Let a discrete r.v be denoted $X_1,..,X_n$ denote the birthdays of $n$ people in a room. Assume that $X_1,..,X_n$ are mutually independent and that $X_i$ is a distribution such that $X_i \sim U(\left \{ 1,2,...,365 \right \})$ for all $i \in {(\left \{ 1,...,n\right \}}$.
- Find and write out the pmf $p_i: \mathbb{R} \rightarrow \mathbb{R}$ for the r.v $X_i$.
- Find the joint pmf $p:\mathbb{R}^n \rightarrow \mathbb{R}$ for the vector $(X_1,..,X_n)$ and show that it is a valid joint pmf.
My try
First: The pmf would just be the pmf of a uniformal distribution.

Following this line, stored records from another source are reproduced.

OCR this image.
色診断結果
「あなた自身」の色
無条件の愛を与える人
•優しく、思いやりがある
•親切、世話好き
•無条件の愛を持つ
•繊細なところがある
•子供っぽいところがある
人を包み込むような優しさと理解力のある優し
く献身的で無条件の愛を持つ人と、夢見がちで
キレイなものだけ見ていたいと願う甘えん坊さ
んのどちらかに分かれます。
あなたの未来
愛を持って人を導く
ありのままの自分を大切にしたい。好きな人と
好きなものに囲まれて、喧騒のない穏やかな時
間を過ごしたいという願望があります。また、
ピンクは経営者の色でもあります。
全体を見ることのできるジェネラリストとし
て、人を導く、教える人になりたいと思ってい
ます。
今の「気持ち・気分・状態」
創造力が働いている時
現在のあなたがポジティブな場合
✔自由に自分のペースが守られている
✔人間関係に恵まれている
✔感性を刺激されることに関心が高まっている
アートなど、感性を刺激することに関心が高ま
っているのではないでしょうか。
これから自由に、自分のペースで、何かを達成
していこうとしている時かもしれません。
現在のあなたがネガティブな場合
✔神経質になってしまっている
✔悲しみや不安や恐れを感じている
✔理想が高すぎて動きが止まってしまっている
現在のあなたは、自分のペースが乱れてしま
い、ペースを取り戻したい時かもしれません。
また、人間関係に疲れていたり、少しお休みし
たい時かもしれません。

That would mean that $p_i(x)={x_i}^{-1}$ for the $x=1,...,n$. (Now the notation is weird for me as it is for the $i$'th $X_i$). (I know that $p_i: \mathbb{R} \rightarrow \mathbb{R}$)
Second: I know that for it to be a valid pmf the total probability has to sum up to $1$. The joint pmf should be denoted as $p_{X_1,...,X_n}(x_1,...,X_n):=P(X_1=x_1,...,X_n=x_n)$ but no idea on how to write this out from my results. Wouldnt I just have to replace $x_i$ with $1/365$? (I know that $p_i: \mathbb{R}^n \rightarrow \mathbb{R}$)
The first question is easier than you think: each day is equally likely and there are $365$ possibilities so $p_i(x)=\frac1{365}$ for $x \in \{1,2,3,\ldots,365\}$ and $0$ otherwise
Since the birthdays are independent you have $p(\mathbf{x}) $ $=p(x_1,x_2,\ldots,x_n) $ $= \mathbb P(X_1=x_1,X_2=x_2,\ldots,X_n=x_n) $ $= \mathbb P(X_1=x_1)\mathbb P(X_2=x_2)\cdots\mathbb P(X_n=x_n) $ $= p_1(x_1)p_1(x_2)\cdots p_n(x_n)$. This will be $\frac{1}{365^n}$ when all of the $x_i \in \{1,2,3,\ldots,365\}$ i.e. when $\mathbf{x}\in \{1,2,3,\ldots,365\}^n$, and $0$ otherwise. You can easily check that it adds up to $1$.